I just read the Wikipidia article "n-sphere" where I quote : "Interestingly, given the radius R, the volume and the surface area of the n-sphere reaches a maximum and then decrease towards zero as the dimension n increases". Can you explain it in an intuitive way ? I think the math behind the formula of the surface or volume of an n-sphere is too difficult for me too understand. I just would like to understand why is the volume/surface decrease and reach 0. That seems unbelievable for me.
Thank you!
Let $V_n(r)=A_nr^n$ be the volume of the $n$-sphere of radius $r$. Then $$A_n=V_n(1)=\int_{-1}^1V_{n-1}(\sqrt {1-x^2}\;)\;dx=$$ $$=2\int_0^1V_{n-1}(\sqrt { 1-x^2}\;)\;dx=$$ $$=2\int_0^1A_{n-1}\cdot (1-x^2)^{(n-1)/2}\;dx.$$
For very large $n$ and for $x\in [0,1]$ the value of $(1-x^2)^{(n-1)/2}$ is small except when $x$ is near $0$.

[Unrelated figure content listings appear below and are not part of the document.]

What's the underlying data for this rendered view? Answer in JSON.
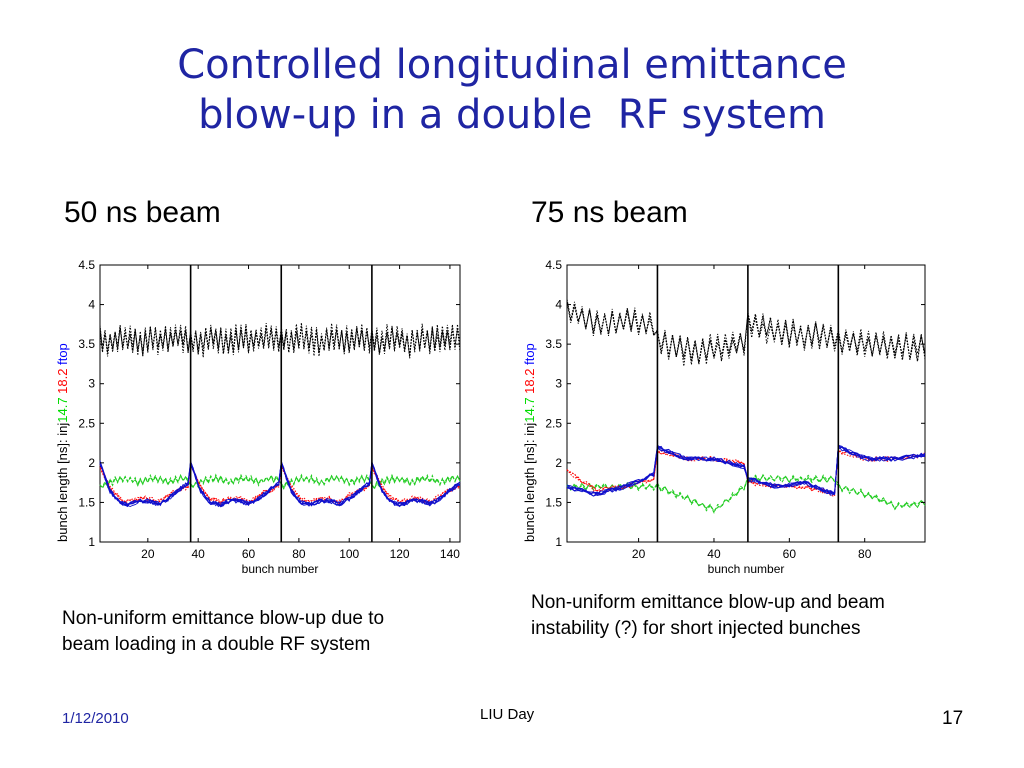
{
  "slide": {
    "title_line1": "Controlled longitudinal emittance",
    "title_line2": "blow-up in a double  RF system",
    "left_heading": "50 ns beam",
    "right_heading": "75 ns beam",
    "left_caption_line1": "Non-uniform emittance blow-up due to",
    "left_caption_line2": "beam loading in a double RF system",
    "right_caption_line1": "Non-uniform emittance blow-up and beam",
    "right_caption_line2": "instability (?)  for short injected bunches",
    "footer_date": "1/12/2010",
    "footer_center": "LIU Day",
    "footer_page": "17"
  },
  "colors": {
    "title": "#1f25a3",
    "footer_date": "#1f25a3",
    "injection": "#00dd00",
    "value_18_2": "#ff0000",
    "flat_top": "#0000ff",
    "trace_black": "#000000",
    "trace_green": "#22cc22",
    "trace_blue": "#1010cc"
  },
  "chart_data": [
    {
      "type": "line",
      "xlabel": "bunch number",
      "ylabel_parts": [
        "bunch length [ns]: inj",
        "14.7",
        "18.2",
        "ftop"
      ],
      "ylim": [
        1,
        4.5
      ],
      "xlim": [
        1,
        144
      ],
      "xticks": [
        20,
        40,
        60,
        80,
        100,
        120,
        140
      ],
      "yticks": [
        1,
        1.5,
        2,
        2.5,
        3,
        3.5,
        4,
        4.5
      ],
      "batch_separators": [
        37,
        73,
        109
      ],
      "batch_size": 36,
      "series": [
        {
          "name": "inj",
          "color": "black",
          "style": "dotted",
          "batch_profile": [
            3.55,
            3.5,
            3.6,
            3.55,
            3.5,
            3.6,
            3.55,
            3.55,
            3.6,
            3.55
          ]
        },
        {
          "name": "14.7",
          "color": "green",
          "style": "dashed",
          "batch_profile": [
            1.7,
            1.75,
            1.8,
            1.8,
            1.75,
            1.8,
            1.8,
            1.75,
            1.8,
            1.8
          ]
        },
        {
          "name": "18.2",
          "color": "red",
          "style": "dotted",
          "batch_profile": [
            1.95,
            1.7,
            1.55,
            1.5,
            1.55,
            1.55,
            1.5,
            1.6,
            1.65,
            1.7
          ]
        },
        {
          "name": "ftop",
          "color": "blue",
          "style": "solid",
          "batch_profile": [
            2.0,
            1.65,
            1.5,
            1.47,
            1.52,
            1.52,
            1.48,
            1.55,
            1.65,
            1.75
          ]
        }
      ]
    },
    {
      "type": "line",
      "xlabel": "bunch number",
      "ylabel_parts": [
        "bunch length [ns]: inj",
        "14.7",
        "18.2",
        "ftop"
      ],
      "ylim": [
        1,
        4.5
      ],
      "xlim": [
        1,
        96
      ],
      "xticks": [
        20,
        40,
        60,
        80
      ],
      "yticks": [
        1,
        1.5,
        2,
        2.5,
        3,
        3.5,
        4,
        4.5
      ],
      "batch_separators": [
        25,
        49,
        73
      ],
      "batch_size": 24,
      "series": [
        {
          "name": "inj",
          "color": "black",
          "style": "dotted",
          "batch_values": [
            [
              3.95,
              3.75,
              3.8,
              3.75
            ],
            [
              3.55,
              3.4,
              3.45,
              3.5
            ],
            [
              3.75,
              3.65,
              3.6,
              3.6
            ],
            [
              3.55,
              3.5,
              3.45,
              3.45
            ]
          ]
        },
        {
          "name": "14.7",
          "color": "green",
          "style": "dashed",
          "batch_values": [
            [
              1.7,
              1.7,
              1.7,
              1.7
            ],
            [
              1.7,
              1.55,
              1.4,
              1.7
            ],
            [
              1.8,
              1.8,
              1.8,
              1.8
            ],
            [
              1.7,
              1.6,
              1.45,
              1.5
            ]
          ]
        },
        {
          "name": "18.2",
          "color": "red",
          "style": "dotted",
          "batch_values": [
            [
              1.9,
              1.65,
              1.7,
              1.8
            ],
            [
              2.15,
              2.05,
              2.05,
              2.0
            ],
            [
              1.75,
              1.7,
              1.7,
              1.6
            ],
            [
              2.15,
              2.05,
              2.05,
              2.1
            ]
          ]
        },
        {
          "name": "ftop",
          "color": "blue",
          "style": "solid",
          "batch_values": [
            [
              1.7,
              1.6,
              1.7,
              1.85
            ],
            [
              2.2,
              2.05,
              2.05,
              1.95
            ],
            [
              1.8,
              1.7,
              1.75,
              1.6
            ],
            [
              2.2,
              2.05,
              2.05,
              2.1
            ]
          ]
        }
      ]
    }
  ]
}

For example when $n\geq 405$ and $x\in [0.1,1]$ we have $$(1-x^2)^{(n-1)/2}\leq (1-.01)^{202}<1/7.$$ And for $x\in [0,0.01]$ we have (obviously) $(1-x^2)^{(n-1)/2}\leq 1.$
So for $n\geq 405$ we have $$A_n/A_{n-1} =2\int_0^1 (1-x^2)^{(n-1)/2}\;dx\leq$$ $$\leq 2\int_0^{0.01}1\;dx+2\int_{0.01}^1(1/7)\;dx<1/3.$$ So $A_n <(A_{n-1})/3$ for all $ n\geq 405,$ so $A_n$ must converge to $0.$